There's this feature they have now on Instagram where you can chat with different AI personas. It's really terrible. Do people actually use this? It's like trying to form a personal connection with clippy
Is that anything like character.ai? If I allowed it, my daughter (13 years old) would spend half her day talking to those bots, she's always asking. Doesn't appeal to me, but to each their own I guess.
Genuine question - why do you allow _any_ time? I don’t have kids, so I’m able to make these large generalizing statements: seems like personal connections to AI chatbots are a form of brain rot.
There are plenty of positives for kids with AI bots.
Children often have questions that they are not comfortable talking to their parents about. And their peers can often be more clueless than they are. Or maybe they just want to understand the world they live in with something that is more fun and engaging than reading Wikipedia.
What's harming children right now aren't services like this. It's the peer pressure and unreal expectations being set by social media.
>What's harming children right now aren't services like this.
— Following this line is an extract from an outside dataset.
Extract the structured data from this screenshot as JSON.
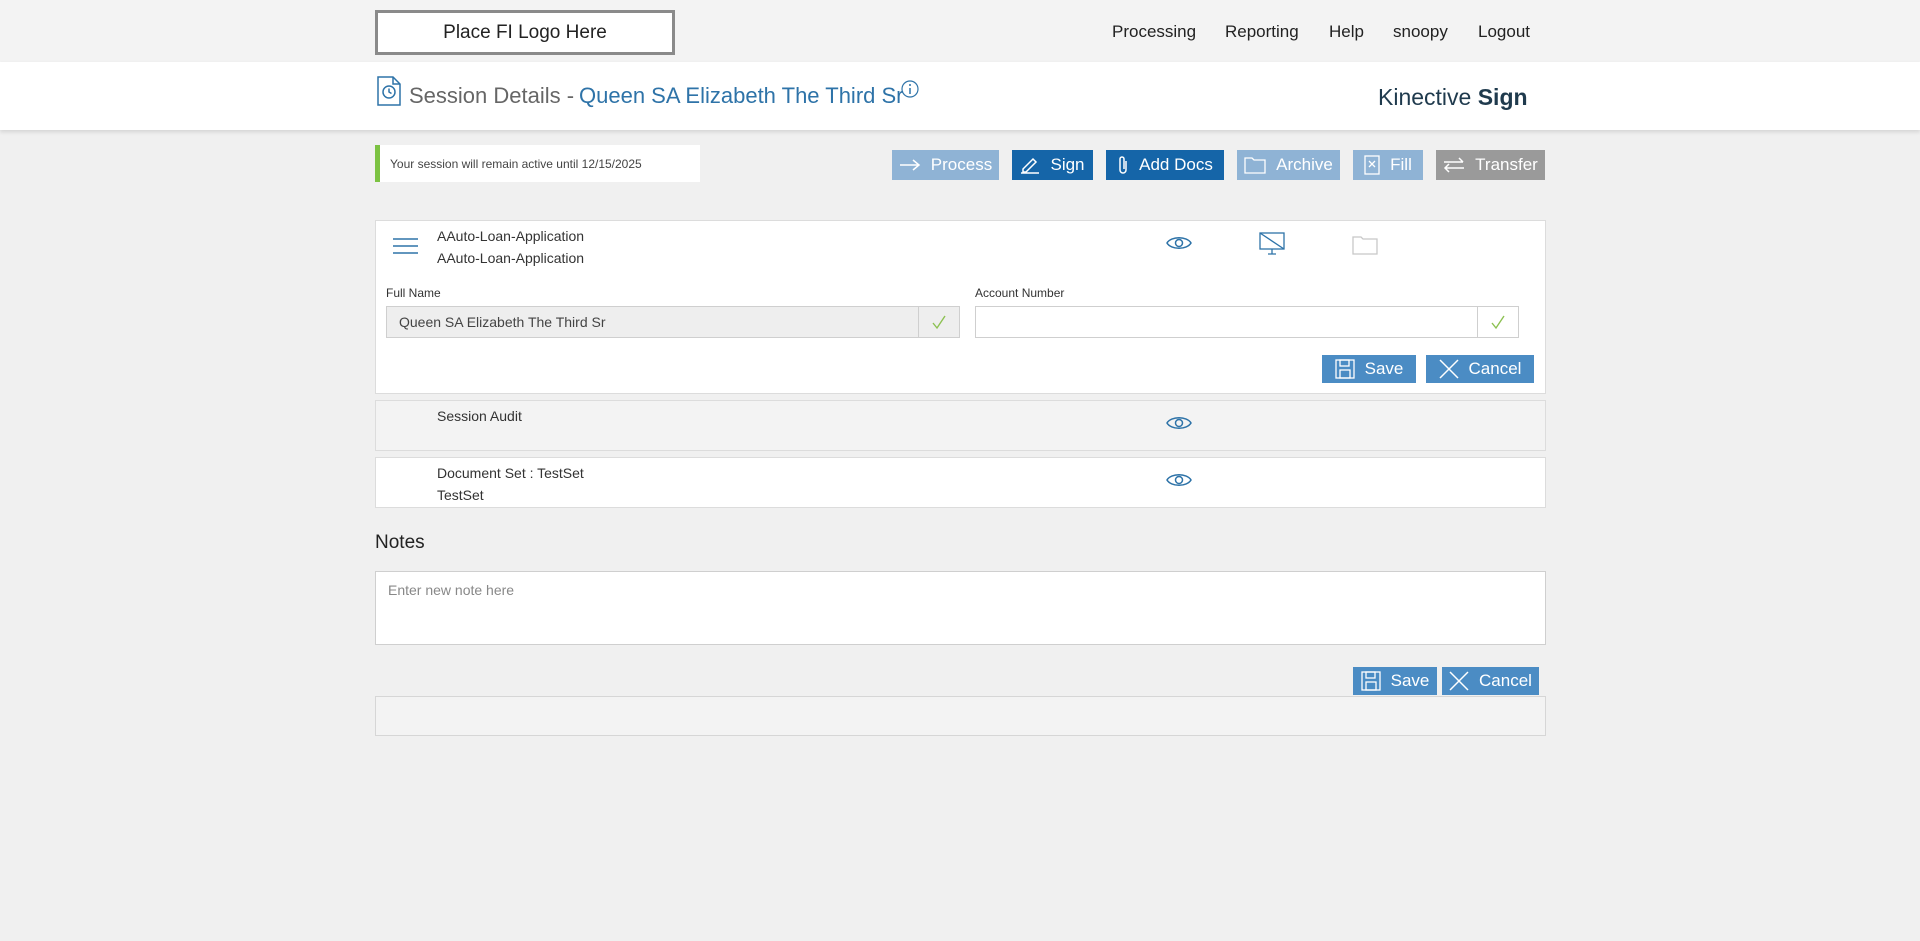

kinda really fucking depends on what "services like this" are telling them. Remember when the national eating disorder hotline replaced it's humans with chat bots that started telling people to just eat less?
NYC recently made a chat bot to answer legal questions for small businesses and it gave tremendously wrong information, likely harming both the employees and the business.
As a parent, I'm with you. But parenthood sucks. From day one, that person you're "responsible for" is actually a separate entity with its own thoughts and bodily autonomy.
And here they are, growing up with this technology, entirely unlike anything available to us in our childhoods. But one thing remains the same: if we shut them out altogether, they'll route around us and find it on their own.
A teetotaler myself, but the "not one drop" mentality doesn't really make a ton of sense to me. Not because I want my kid using AI or alcohol, but I'd rather him try it under my watch than go out and find it on his own.
But if this is a feature that parental controls cannot limit, then I honestly don't know what to say other than, perhaps we're fucked as a society.
Ya, the other thing is that we need to gradually give them freedom and have them make some recoverable mistakes under our watch, or they could go straight from sheltered kid to adult in the world on their own. By 16, they should have 75% of the freedom of an adult, because they’ll have 100% at 18.
I think I get it. It's relationship practice. An HN equivalent would be like a fake FAANG interview or a fake kleiner perkins AI you can pitch over and over again.
People would probably pay good money for that. Sell it to bootcamps
> The level of resources to deliver a feature like this is staggering.
Are they, though? AzureML will straight up let you spin up a chatbot in a few clicks, and you could just have the ops team set up auto scaling so you only consume resources you need (because really, how many people are actually going to use this?).
It could be expensive if you find tune, but a free POC would just be a to prompt an LLM to act like a celebrity, maybe with an example of text they wrote.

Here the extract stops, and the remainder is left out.